Using distinctive winemaking and vineyard techniques, he helped set the Right Bank on fire with seductive "garage" wines. His success converted the skeptics, and today he advises a dozen estates in St.-Emilion, among them Clos Fourtet, Canon-La Gaffelière, Clos de L'Oratoire and Pavie-Macquin. He consults for another two dozen clients in France, Spain and Italy.
Inspired by Burgundy, he embraced gentle, flexible ways to handle the grapes and the wine, unlike some Bordelais who he says lacked respect for the fruit or worked poorly with wood. "They embraced a philosophy of violence; they spent months growing great grapes, then declared war on them when harvest rolled around," he says.

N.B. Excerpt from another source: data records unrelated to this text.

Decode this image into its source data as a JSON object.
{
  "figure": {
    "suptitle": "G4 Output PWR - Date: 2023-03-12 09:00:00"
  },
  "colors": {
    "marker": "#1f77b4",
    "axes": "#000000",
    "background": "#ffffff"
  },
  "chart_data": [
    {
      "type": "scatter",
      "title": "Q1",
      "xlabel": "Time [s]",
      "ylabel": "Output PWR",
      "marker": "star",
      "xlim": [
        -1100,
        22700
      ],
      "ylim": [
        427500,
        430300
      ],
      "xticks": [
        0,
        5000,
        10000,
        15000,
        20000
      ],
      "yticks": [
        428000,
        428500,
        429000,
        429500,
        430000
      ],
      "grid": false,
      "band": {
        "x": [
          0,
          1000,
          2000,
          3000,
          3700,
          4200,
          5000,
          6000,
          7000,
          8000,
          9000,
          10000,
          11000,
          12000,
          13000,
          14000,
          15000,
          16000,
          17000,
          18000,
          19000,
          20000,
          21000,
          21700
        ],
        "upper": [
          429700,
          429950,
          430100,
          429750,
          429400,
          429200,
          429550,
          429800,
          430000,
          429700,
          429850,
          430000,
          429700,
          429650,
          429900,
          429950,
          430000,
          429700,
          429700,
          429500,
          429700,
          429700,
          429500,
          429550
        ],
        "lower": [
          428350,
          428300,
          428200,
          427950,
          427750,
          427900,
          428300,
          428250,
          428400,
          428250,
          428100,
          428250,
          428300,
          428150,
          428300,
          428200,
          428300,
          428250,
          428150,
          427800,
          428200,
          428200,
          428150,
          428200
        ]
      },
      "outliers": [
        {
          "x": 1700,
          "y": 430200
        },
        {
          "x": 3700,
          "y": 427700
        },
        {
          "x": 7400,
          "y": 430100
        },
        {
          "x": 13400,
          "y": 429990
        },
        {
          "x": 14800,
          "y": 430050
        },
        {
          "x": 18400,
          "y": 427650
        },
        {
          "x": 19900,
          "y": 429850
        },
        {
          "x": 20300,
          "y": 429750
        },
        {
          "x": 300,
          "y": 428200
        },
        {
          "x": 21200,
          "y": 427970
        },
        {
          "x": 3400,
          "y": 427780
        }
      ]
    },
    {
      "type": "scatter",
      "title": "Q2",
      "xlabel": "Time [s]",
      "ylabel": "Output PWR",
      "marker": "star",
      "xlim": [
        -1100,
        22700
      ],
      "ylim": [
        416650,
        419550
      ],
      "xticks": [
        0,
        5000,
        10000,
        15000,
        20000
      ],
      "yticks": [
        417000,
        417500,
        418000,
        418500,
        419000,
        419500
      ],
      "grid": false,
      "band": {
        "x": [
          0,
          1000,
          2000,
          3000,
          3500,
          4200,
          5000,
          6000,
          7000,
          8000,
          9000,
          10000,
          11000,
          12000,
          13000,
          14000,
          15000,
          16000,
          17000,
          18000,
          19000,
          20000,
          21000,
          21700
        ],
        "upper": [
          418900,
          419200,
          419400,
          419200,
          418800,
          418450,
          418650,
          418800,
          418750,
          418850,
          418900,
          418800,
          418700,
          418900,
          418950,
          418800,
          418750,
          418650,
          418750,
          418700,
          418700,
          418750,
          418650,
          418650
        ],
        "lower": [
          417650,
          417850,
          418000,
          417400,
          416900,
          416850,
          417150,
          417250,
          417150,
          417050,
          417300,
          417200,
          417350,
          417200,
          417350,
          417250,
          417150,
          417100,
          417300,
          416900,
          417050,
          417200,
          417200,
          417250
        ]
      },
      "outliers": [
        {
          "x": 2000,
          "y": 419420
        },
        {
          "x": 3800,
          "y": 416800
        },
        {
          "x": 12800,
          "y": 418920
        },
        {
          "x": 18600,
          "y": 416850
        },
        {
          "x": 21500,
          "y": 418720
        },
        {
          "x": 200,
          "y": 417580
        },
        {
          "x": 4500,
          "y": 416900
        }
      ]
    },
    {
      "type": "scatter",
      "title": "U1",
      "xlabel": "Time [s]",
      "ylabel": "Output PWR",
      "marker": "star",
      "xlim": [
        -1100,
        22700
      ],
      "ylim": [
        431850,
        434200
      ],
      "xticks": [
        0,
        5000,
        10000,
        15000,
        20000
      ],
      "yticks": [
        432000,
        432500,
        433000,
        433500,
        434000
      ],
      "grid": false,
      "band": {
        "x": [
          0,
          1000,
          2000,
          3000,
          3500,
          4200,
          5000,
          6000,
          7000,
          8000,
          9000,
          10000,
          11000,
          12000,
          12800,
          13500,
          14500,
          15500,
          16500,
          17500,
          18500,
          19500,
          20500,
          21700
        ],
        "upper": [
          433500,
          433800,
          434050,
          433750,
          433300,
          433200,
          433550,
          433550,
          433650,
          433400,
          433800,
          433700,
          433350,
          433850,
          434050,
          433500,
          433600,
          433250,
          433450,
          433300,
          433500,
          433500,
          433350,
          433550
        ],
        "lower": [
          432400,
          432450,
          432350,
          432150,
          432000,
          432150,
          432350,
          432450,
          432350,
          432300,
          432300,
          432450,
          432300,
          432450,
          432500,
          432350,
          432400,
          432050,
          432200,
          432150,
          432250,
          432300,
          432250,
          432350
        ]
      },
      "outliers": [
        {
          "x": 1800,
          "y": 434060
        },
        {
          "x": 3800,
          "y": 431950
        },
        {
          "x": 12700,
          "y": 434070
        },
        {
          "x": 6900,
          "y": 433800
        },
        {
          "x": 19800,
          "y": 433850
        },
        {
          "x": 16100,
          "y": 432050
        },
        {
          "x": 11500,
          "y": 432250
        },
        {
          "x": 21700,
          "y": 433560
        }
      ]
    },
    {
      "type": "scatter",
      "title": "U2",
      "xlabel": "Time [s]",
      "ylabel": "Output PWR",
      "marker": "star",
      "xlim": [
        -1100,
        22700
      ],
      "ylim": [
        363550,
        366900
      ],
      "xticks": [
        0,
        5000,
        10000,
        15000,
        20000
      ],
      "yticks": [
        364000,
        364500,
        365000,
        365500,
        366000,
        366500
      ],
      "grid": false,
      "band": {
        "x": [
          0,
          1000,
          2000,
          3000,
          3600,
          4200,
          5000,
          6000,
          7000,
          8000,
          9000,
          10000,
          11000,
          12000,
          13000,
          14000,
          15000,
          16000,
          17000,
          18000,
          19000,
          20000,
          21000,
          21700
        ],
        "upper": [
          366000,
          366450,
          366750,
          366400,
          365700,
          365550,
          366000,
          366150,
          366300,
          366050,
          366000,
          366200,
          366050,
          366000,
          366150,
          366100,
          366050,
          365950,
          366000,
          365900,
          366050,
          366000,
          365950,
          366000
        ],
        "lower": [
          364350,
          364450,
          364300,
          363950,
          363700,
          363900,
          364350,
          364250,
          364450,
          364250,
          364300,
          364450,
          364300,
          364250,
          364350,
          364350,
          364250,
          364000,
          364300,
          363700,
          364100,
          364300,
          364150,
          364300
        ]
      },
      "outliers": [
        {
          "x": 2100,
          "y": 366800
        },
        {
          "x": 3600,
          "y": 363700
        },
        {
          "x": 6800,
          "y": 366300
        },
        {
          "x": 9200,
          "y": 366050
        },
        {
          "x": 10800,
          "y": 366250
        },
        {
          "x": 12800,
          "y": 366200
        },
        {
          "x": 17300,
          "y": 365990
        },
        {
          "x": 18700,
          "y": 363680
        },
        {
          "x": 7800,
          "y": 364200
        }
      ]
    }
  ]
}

Derenoncourt used conveyor belts to bring grapes softly into the fermentation tanks, avoiding the aggressive pumping used at many Bordeaux estates, he says. He fermented whole-berry grapes in open vats and aged them on the lees.
Critics said his wines would fall apart because he handled Cabernet Sauvignon as some Burgundians handled Pinot Noir, using oxidative processes such as stirring of the lees. But after stirring the lees, he balanced the risks of smelly, earthy reduction odors by injecting tiny oxygen bubbles into the lees and the wine, which was aging in the barriques. This process, known as micro-bullage, or micro-bubbling, has other advantages, such as softening the tannins and making the wines taste round.
"In the early 1990s, I passed for a Martian," he says. "But what I put in place 10 years ago, they do now."
His fame was sealed with the 1996 Château La Mondotte, the first release of this highly acclaimed garage wine. Owned by Stephan von Neipperg, an aristocrat who runs several estates in St.-Emilion, La Mondotte became a prototype for future projects after the count gave the winemaker carte blanche.
The partnership between the blue-blooded Neipperg and the blue-collar Derenoncourt puzzled some Bordelais. Neipperg counts ambassadors and generals in the Austro-Hungarian Empire among his ancestors; Derenoncourt, a father of four, who now sports his hair short, says he's become more civil but is still proud of his proletarian roots.
"I was a bit of a rebel and people didn't figure out why Neipperg hired a guy like me. With his background, he couldn't understand my life, and I didn't know his, but that's actually what created a great complicity between us."
Derenoncourt and his wife, Christine, own Domaine de l'A, which produces 1,000 cases on 12 acres in Côtes de Castillon, an up-and-coming appellation on the Right Bank. He also owns négociant Terra Burdigala with partner François Thienpont.